Today’s message will cross two books I am currently reading, Bold and Broken, and, Leading with Your Life Equation: How to be Indestructible, Indispensable & Unstoppable by Philip Jalufka. I don’t always read more than one book simultaneously, but I made Jalufka’s book a priority because he is speaking at an event I am hosting next week, and it’s important to me to have finished his book by then.

 

Bold and Broken Takeaways:

Leaders are the guardrails on the path to success for your company. There is a path that is easy to walk – it’s paved, clear, straight; and as you get toward the edges of that path, you could fall down a cliff to total destruction. When you are on that path, you can move more quickly and effectively. Leaders are equipped with the ability and responsibility to notice when a member of their team, or their company trajectory at large, may be starting to slip off of the clear path. Leaders are always that guardrail – they are the ones that are supposed to look out for the team, and keep them from falling to their demise, and bring them back onto the path forward.


Schuyler Williamson - Leadership Blog

From my time in the military, I learned a straight-forward formula for how to introspectively reflect on your leadership when you start to notice anyone – or the team at large – heading in the direction of moving off the path.
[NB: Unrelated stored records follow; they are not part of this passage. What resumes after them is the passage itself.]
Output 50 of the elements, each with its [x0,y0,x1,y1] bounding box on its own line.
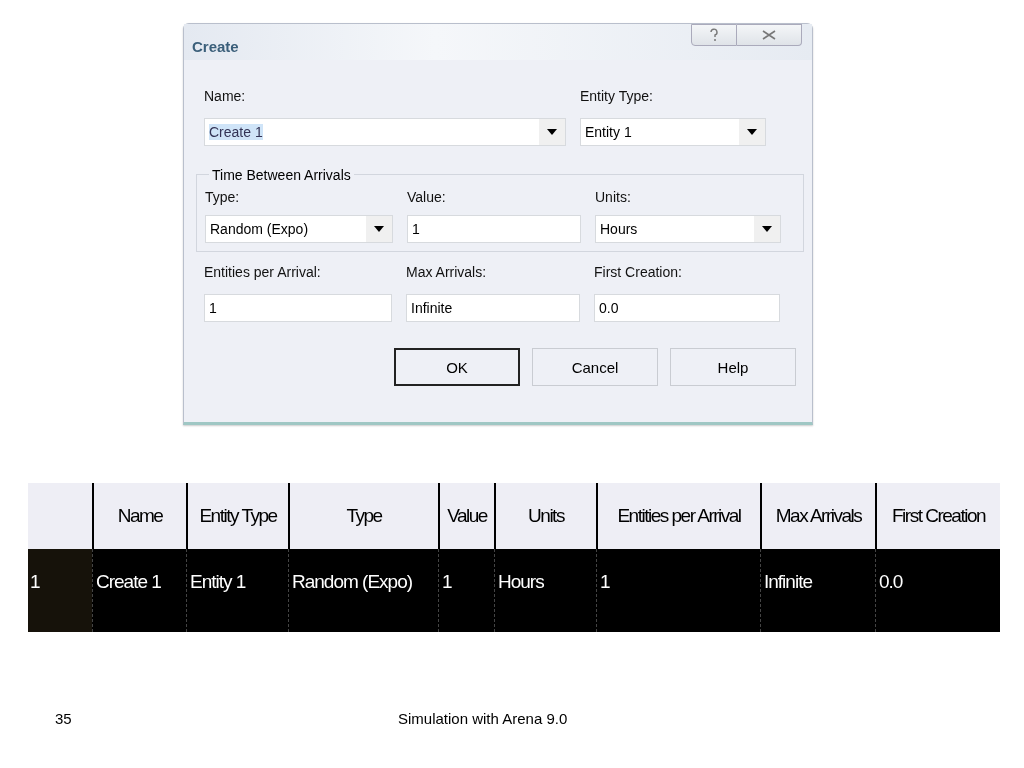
field-label: Name: [204,88,247,104]
window-title: Create [192,38,239,55]
table-cell: Random (Expo) [288,549,438,632]
field-value: 1 [412,221,420,237]
dialog-button[interactable]: Help [670,348,796,386]
combo-box[interactable]: Hours [595,215,781,243]
table-cell: Entity 1 [186,549,288,632]
field-label: Max Arrivals: [406,264,488,280]
table-cell: 0.0 [875,549,1000,632]
field-value: Infinite [411,300,453,316]
text-field[interactable]: 1 [407,215,581,243]
field-label: Entity Type: [580,88,654,104]
text-field[interactable]: 1 [204,294,392,322]
field-value: 1 [209,300,217,316]
group-title: Time Between Arrivals [209,167,354,183]
text-field[interactable]: 0.0 [594,294,780,322]
table-cell: Create 1 [92,549,186,632]
column-header: Value [438,483,494,549]
column-header: Name [92,483,186,549]
column-header: Type [288,483,438,549]
combo-box[interactable]: Entity 1 [580,118,766,146]
combo-value: Entity 1 [585,124,632,140]
combo-value: Random (Expo) [210,221,309,237]
table-cell: 1 [438,549,494,632]
combo-value: Hours [600,221,638,237]
combo-value: Create 1 [209,124,263,140]
close-icon[interactable] [737,24,802,46]
combo-box[interactable]: Create 1 [204,118,566,146]
field-label: First Creation: [594,264,683,280]
field-label: Entities per Arrival: [204,264,322,280]
column-header [28,483,92,549]
field-label: Value: [407,189,447,205]
column-header: Entity Type [186,483,288,549]
column-header: Max Arrivals [760,483,875,549]
row-number: 1 [28,549,92,632]
dialog-button[interactable]: Cancel [532,348,658,386]
page-number: 35 [55,710,72,727]
table-cell: Hours [494,549,596,632]
field-label: Units: [595,189,632,205]
table-cell: 1 [596,549,760,632]
footer-title: Simulation with Arena 9.0 [398,710,568,727]
text-field[interactable]: Infinite [406,294,580,322]
table-cell: Infinite [760,549,875,632]
column-header: Entities per Arrival [596,483,760,549]
combo-box[interactable]: Random (Expo) [205,215,393,243]
dialog-button[interactable]: OK [394,348,521,386]
field-label: Type: [205,189,241,205]
column-header: First Creation [875,483,1000,549]
field-value: 0.0 [599,300,619,316]
column-header: Units [494,483,596,549]
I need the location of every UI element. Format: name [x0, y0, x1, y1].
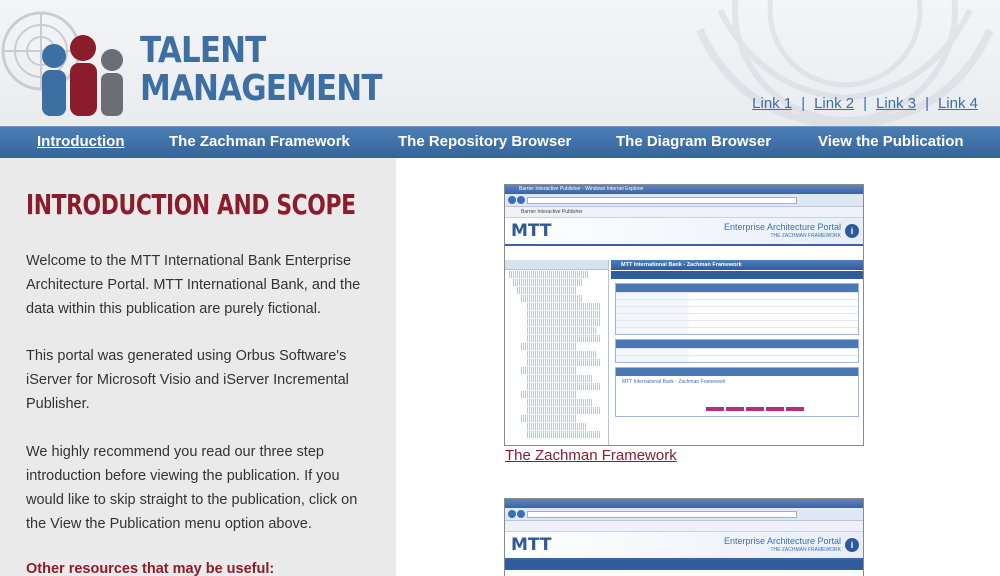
- header-link-3[interactable]: Link 3: [876, 95, 916, 112]
- link-separator: |: [863, 95, 868, 112]
- link-separator: |: [801, 95, 806, 112]
- intro-panel: INTRODUCTION AND SCOPE Welcome to the MT…: [0, 158, 396, 576]
- screenshot-gallery: Barrier Interactive Publisher - Windows …: [396, 158, 1000, 576]
- nav-zachman-framework[interactable]: The Zachman Framework: [169, 133, 350, 150]
- page-title: INTRODUCTION AND SCOPE: [26, 188, 356, 221]
- nav-view-publication[interactable]: View the Publication: [818, 133, 964, 150]
- address-field: [527, 197, 797, 204]
- tree-header: [505, 260, 608, 270]
- forward-icon: [517, 510, 525, 518]
- browser-title-bar: Barrier Interactive Publisher - Windows …: [505, 185, 863, 194]
- portal-subtitle: THE ZACHMAN FRAMEWORK: [770, 233, 841, 239]
- main-nav: Introduction The Zachman Framework The R…: [0, 126, 1000, 158]
- second-screenshot[interactable]: MTT Enterprise Architecture Portal THE Z…: [504, 498, 864, 576]
- link-separator: |: [925, 95, 929, 112]
- site-logo-text: TALENT MANAGEMENT: [140, 32, 382, 108]
- intro-paragraph-2: This portal was generated using Orbus So…: [26, 348, 349, 412]
- browser-title-bar: [505, 499, 863, 508]
- properties-panel: [615, 283, 859, 335]
- logo-line-2: MANAGEMENT: [140, 68, 382, 109]
- intro-paragraph-3: We highly recommend you read our three s…: [26, 444, 358, 532]
- zachman-framework-link[interactable]: The Zachman Framework: [505, 447, 677, 464]
- detail-pane: MTT International Bank - Zachman Framewo…: [611, 260, 863, 445]
- nav-repository-browser[interactable]: The Repository Browser: [398, 133, 571, 150]
- info-icon: i: [845, 224, 859, 238]
- portal-body: MTT International Bank - Zachman Framewo…: [505, 260, 863, 445]
- info-icon: i: [845, 538, 859, 552]
- portal-title: Enterprise Architecture Portal: [723, 222, 841, 232]
- header-link-4[interactable]: Link 4: [938, 95, 978, 112]
- header-link-1[interactable]: Link 1: [752, 95, 792, 112]
- mtt-logo: MTT: [511, 221, 552, 241]
- preview-panel: MTT International Bank - Zachman Framewo…: [615, 367, 859, 417]
- browser-address-bar: [505, 508, 863, 521]
- back-icon: [508, 510, 516, 518]
- repository-tree: [505, 260, 609, 445]
- preview-title: MTT International Bank - Zachman Framewo…: [622, 379, 726, 385]
- portal-title: Enterprise Architecture Portal: [723, 536, 841, 546]
- detail-header: MTT International Bank - Zachman Framewo…: [611, 260, 863, 270]
- logo-line-1: TALENT: [140, 30, 266, 71]
- header: TALENT MANAGEMENT Link 1 | Link 2 | Link 3 | L…: [0, 0, 1000, 126]
- portal-banner: MTT Enterprise Architecture Portal THE Z…: [505, 218, 863, 246]
- detail-header-bar: [505, 560, 863, 570]
- zachman-screenshot[interactable]: Barrier Interactive Publisher - Windows …: [504, 184, 864, 446]
- mtt-logo: MTT: [511, 535, 552, 555]
- browser-address-bar: [505, 194, 863, 207]
- resources-heading: Other resources that may be useful:: [26, 561, 275, 576]
- back-icon: [508, 196, 516, 204]
- header-link-2[interactable]: Link 2: [814, 95, 854, 112]
- nav-diagram-browser[interactable]: The Diagram Browser: [616, 133, 771, 150]
- browser-tab: [505, 521, 863, 532]
- header-links: Link 1 | Link 2 | Link 3 | Link 4: [752, 95, 978, 112]
- attributes-panel: [615, 339, 859, 363]
- intro-paragraph-1: Welcome to the MTT International Bank En…: [26, 253, 361, 317]
- forward-icon: [517, 196, 525, 204]
- people-logo-icon: [42, 35, 123, 116]
- portal-subtitle: THE ZACHMAN FRAMEWORK: [770, 547, 841, 553]
- portal-banner: MTT Enterprise Architecture Portal THE Z…: [505, 532, 863, 560]
- address-field: [527, 511, 797, 518]
- nav-introduction[interactable]: Introduction: [37, 133, 124, 150]
- browser-tab: Barrier Interactive Publisher: [505, 207, 863, 218]
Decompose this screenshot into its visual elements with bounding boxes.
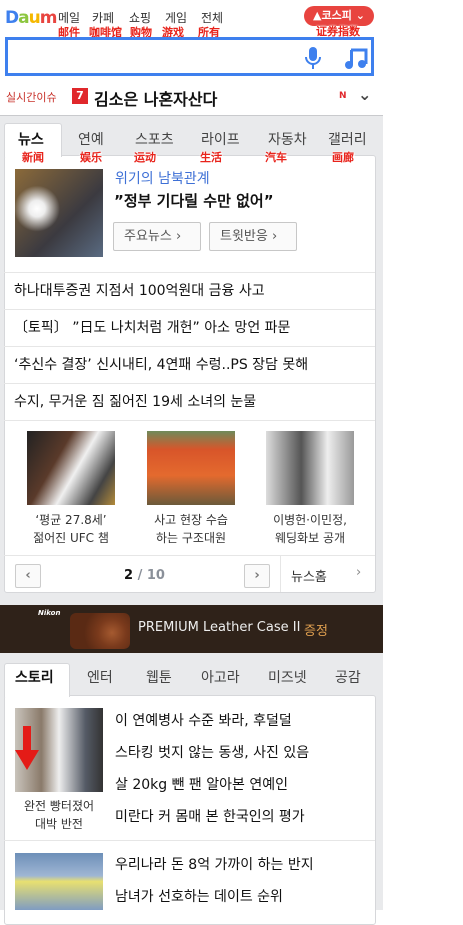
featured-news-image[interactable] <box>15 169 103 257</box>
tab-agora[interactable]: 아고라 <box>201 667 240 687</box>
music-note-icon[interactable] <box>344 46 368 70</box>
story-image-caption[interactable]: 완전 빵터졌어 대박 반전 <box>4 797 114 833</box>
divider <box>4 272 375 273</box>
photo-thumbnail[interactable] <box>147 431 235 505</box>
tab-gallery[interactable]: 갤러리 <box>328 129 367 149</box>
major-news-button[interactable]: 주요뉴스 › <box>113 222 201 251</box>
featured-headline[interactable]: ”정부 기다릴 수만 없어” <box>114 190 274 211</box>
story-item[interactable]: 남녀가 선호하는 데이트 순위 <box>115 886 283 906</box>
story-item[interactable]: 살 20kg 뺀 팬 알아본 연예인 <box>115 774 288 794</box>
rank-badge: 7 <box>72 88 88 104</box>
annotation: 画廊 <box>332 151 354 164</box>
news-item[interactable]: 수지, 무거운 짐 짊어진 19세 소녀의 눈물 <box>14 391 256 411</box>
daum-logo[interactable]: Daum <box>5 8 57 28</box>
divider <box>4 420 375 421</box>
page-indicator: 2 / 10 <box>124 568 165 583</box>
story-item[interactable]: 우리나라 돈 8억 가까이 하는 반지 <box>115 854 314 874</box>
chevron-down-icon: ⌄ <box>355 9 365 22</box>
realtime-issue-link[interactable]: 김소은 나혼자산다 <box>94 86 217 110</box>
divider <box>4 555 375 556</box>
next-page-button[interactable]: › <box>244 564 270 588</box>
page: Daum 메일 카페 쇼핑 게임 전체 邮件 咖啡馆 购物 游戏 所有 ▲코스피… <box>0 0 383 925</box>
tab-sports[interactable]: 스포츠 <box>135 129 174 149</box>
tab-enter[interactable]: 엔터 <box>87 667 113 687</box>
news-home-link[interactable]: 뉴스홈 <box>291 566 327 585</box>
nikon-logo: Nikon <box>38 609 61 617</box>
tweet-reaction-button[interactable]: 트윗반응 › <box>209 222 297 251</box>
tab-miznet[interactable]: 미즈넷 <box>268 667 307 687</box>
news-item[interactable]: ‘추신수 결장’ 신시내티, 4연패 수렁..PS 장담 못해 <box>14 354 308 374</box>
chevron-right-icon: › <box>356 565 362 580</box>
tab-webtoon[interactable]: 웹툰 <box>146 667 172 687</box>
divider <box>4 383 375 384</box>
story-image[interactable] <box>15 853 103 910</box>
new-badge: N <box>339 91 347 101</box>
tab-news[interactable]: 뉴스 <box>18 129 44 149</box>
ad-highlight: 증정 <box>304 624 328 639</box>
featured-category[interactable]: 위기의 남북관계 <box>115 168 210 188</box>
photo-caption[interactable]: 사고 현장 수습 하는 구조대원 <box>136 511 246 547</box>
photo-caption[interactable]: 이병헌·이민정, 웨딩화보 공개 <box>255 511 365 547</box>
news-item[interactable]: 하나대투증권 지점서 100억원대 금융 사고 <box>14 280 265 300</box>
prev-page-button[interactable]: ‹ <box>15 564 41 588</box>
realtime-label: 실시간이슈 <box>6 91 57 104</box>
camera-case-image <box>70 613 130 649</box>
annotation: 汽车 <box>265 151 287 164</box>
annotation: 娱乐 <box>80 151 102 164</box>
divider <box>4 309 375 310</box>
ad-text: PREMIUM Leather Case II <box>138 620 301 635</box>
story-image[interactable] <box>15 708 103 792</box>
divider <box>4 840 375 841</box>
photo-thumbnail[interactable] <box>266 431 354 505</box>
tab-life[interactable]: 라이프 <box>201 129 240 149</box>
tab-empathy[interactable]: 공감 <box>335 667 361 687</box>
photo-thumbnail[interactable] <box>27 431 115 505</box>
tab-car[interactable]: 자동차 <box>268 129 307 149</box>
search-input[interactable] <box>5 37 374 76</box>
story-item[interactable]: 미란다 커 몸매 본 한국인의 평가 <box>115 806 305 826</box>
story-item[interactable]: 이 연예병사 수준 봐라, 후덜덜 <box>115 710 292 730</box>
divider <box>280 556 281 592</box>
header: Daum 메일 카페 쇼핑 게임 전체 邮件 咖啡馆 购物 游戏 所有 ▲코스피… <box>0 0 383 116</box>
divider <box>4 346 375 347</box>
mic-icon[interactable] <box>305 46 321 70</box>
story-item[interactable]: 스타킹 벗지 않는 동생, 사진 있음 <box>115 742 309 762</box>
tab-entertainment[interactable]: 연예 <box>78 129 104 149</box>
chevron-down-icon[interactable]: ⌄ <box>358 85 371 104</box>
tab-story[interactable]: 스토리 <box>15 667 54 687</box>
ad-banner[interactable]: Nikon PREMIUM Leather Case II 증정 <box>0 605 383 653</box>
annotation: 生活 <box>200 151 222 164</box>
red-arrow-icon <box>15 726 39 770</box>
annotation: 运动 <box>134 151 156 164</box>
news-item[interactable]: 〔토픽〕 ”日도 나치처럼 개헌” 아소 망언 파문 <box>14 317 290 337</box>
annotation: 新闻 <box>22 151 44 164</box>
photo-caption[interactable]: ‘평균 27.8세’ 젊어진 UFC 챔 <box>16 511 126 547</box>
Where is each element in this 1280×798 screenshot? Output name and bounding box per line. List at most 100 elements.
Whatever it is, the way you tell your story online can make all the difference.

  • First, is more training required?

  • Second, have you given them the proper resources to succeed and stay on the path to success?

  • Third, have you motivated the team sufficiently to stay on the path to success? Be sure to consider their individual and personal motivations.

  • Finally, have you given them what they need to stay focused on the company goals?

If you haven’t done all four of these things sufficiently, you need to go back to do each of these with the individuals starting to fall off the path. Ultimately, this is going to be a learning experience for you as a leader to sit with the reasons why someone fell off the path, and ask yourself how you can grow and get better from this.

Leading with Your Life Equation Takeaways:

Author Jalufka gives the following equation:

Lesson Learned – The Mistake = Experience

As a young leader, reaching for growth opportunities, I was always looking for experience. I would sit with my failures or lessons learned from my on-the-job training, or, I was just hungry to read books. I would read books with the intent to gain from someone else’s experience, which is a less painful way to learn lessons to fuel leadership growth. As I have gotten older, I understand that experience is great, but if you can furthermore use that experience to gather wisdom, you will become the ultimate leader. For me, personally, I’ve formulated the following equation for generating wisdom:  

Your Experience + Spiritual Context = Wisdom

Wisdom is the ultimate growth opportunity for any leader. I challenge you to take all of these lessons learned that give you experience and add in some spiritual context to give you wisdom. Use that wisdom as a superpower to fuel the growth of the people for whom you are responsible and for your company at large.